Margaret’s mother spoke to her of the school she and her sister attended in the 1920s and 1930s. According to Margaret, “These Kentucky stories my mother told always sounded so foreign to me, and a trifle exotic, so you can see why that sheet of note paper your parents sent meant a lot.”
“Among the Sayre stories she told was when she was a student, after “lights out” she and a few girls would hide in the closet and play bridge – where no wandering supervisor might see the light! She loved her piano and voice lessons – and was the top math student at the school(or so she said J), but that’s possible since, during the war, she worked as an accountant and book keeper in Miami, Florida.”
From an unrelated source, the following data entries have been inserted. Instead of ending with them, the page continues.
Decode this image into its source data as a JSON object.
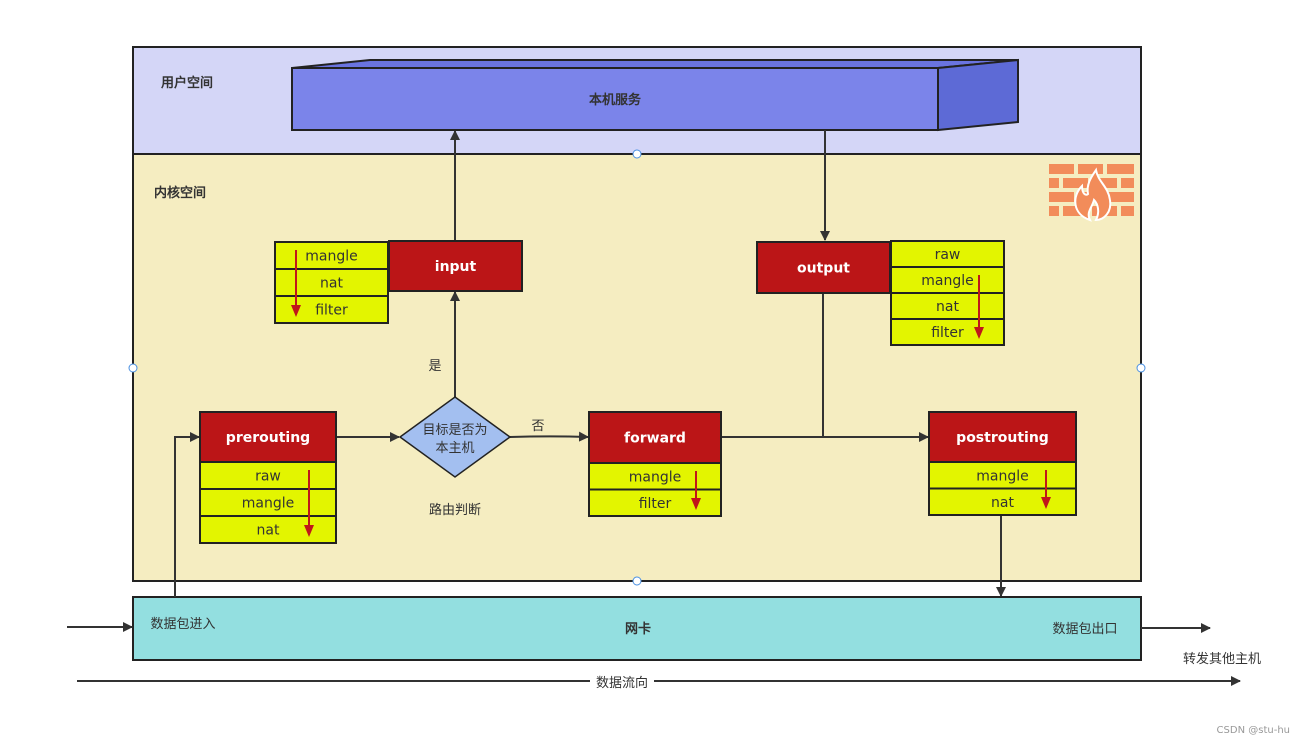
{
  "colors": {
    "user_space": "#d4d6f7",
    "kernel_space": "#f5edc1",
    "nic": "#93dfe0",
    "service": "#7b84ea",
    "chain": "#bb1517",
    "table": "#e3f500",
    "decision": "#a3bff0",
    "firewall": "#f28c5a",
    "order_arrow": "#c0161a"
  },
  "regions": {
    "user_space": "用户空间",
    "kernel_space": "内核空间",
    "nic": "网卡"
  },
  "service": "本机服务",
  "firewall_icon": "firewall-icon",
  "chains": {
    "input": {
      "label": "input",
      "tables": [
        "mangle",
        "nat",
        "filter"
      ]
    },
    "output": {
      "label": "output",
      "tables": [
        "raw",
        "mangle",
        "nat",
        "filter"
      ]
    },
    "prerouting": {
      "label": "prerouting",
      "tables": [
        "raw",
        "mangle",
        "nat"
      ]
    },
    "forward": {
      "label": "forward",
      "tables": [
        "mangle",
        "filter"
      ]
    },
    "postrouting": {
      "label": "postrouting",
      "tables": [
        "mangle",
        "nat"
      ]
    }
  },
  "decision": {
    "line1": "目标是否为",
    "line2": "本主机",
    "yes": "是",
    "no": "否",
    "caption": "路由判断"
  },
  "packets": {
    "in": "数据包进入",
    "out": "数据包出口",
    "forward_other": "转发其他主机",
    "flow": "数据流向"
  },
  "watermark": "CSDN @stu-hu"
}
Family legend suggested Ada eloped during her senior year, “much to her parents distress”, and never graduated. Later in life, in the 1960s and possible ‘70s, “she faithfully made donations to the school.”
With a bit of research it was discovered that, in fact, Ada is listed in the graduating class of 1933 as Ada Wheat Buskie. So, it appears she re-entered Sayre as a married student. Younger sister Mary Alma graduated in 1935. Photos provided to Margaret clearly show both Ada and Mary Alma had many friends and were active in social/club activities. Mary Alma is captured in a whimsical photo of the May Day celebration in 1935 in a yellow pastel gown inside the Front Circle.
Sayre’s rich history is alive today more than ever as we reflect on those who have come before, making this day possible.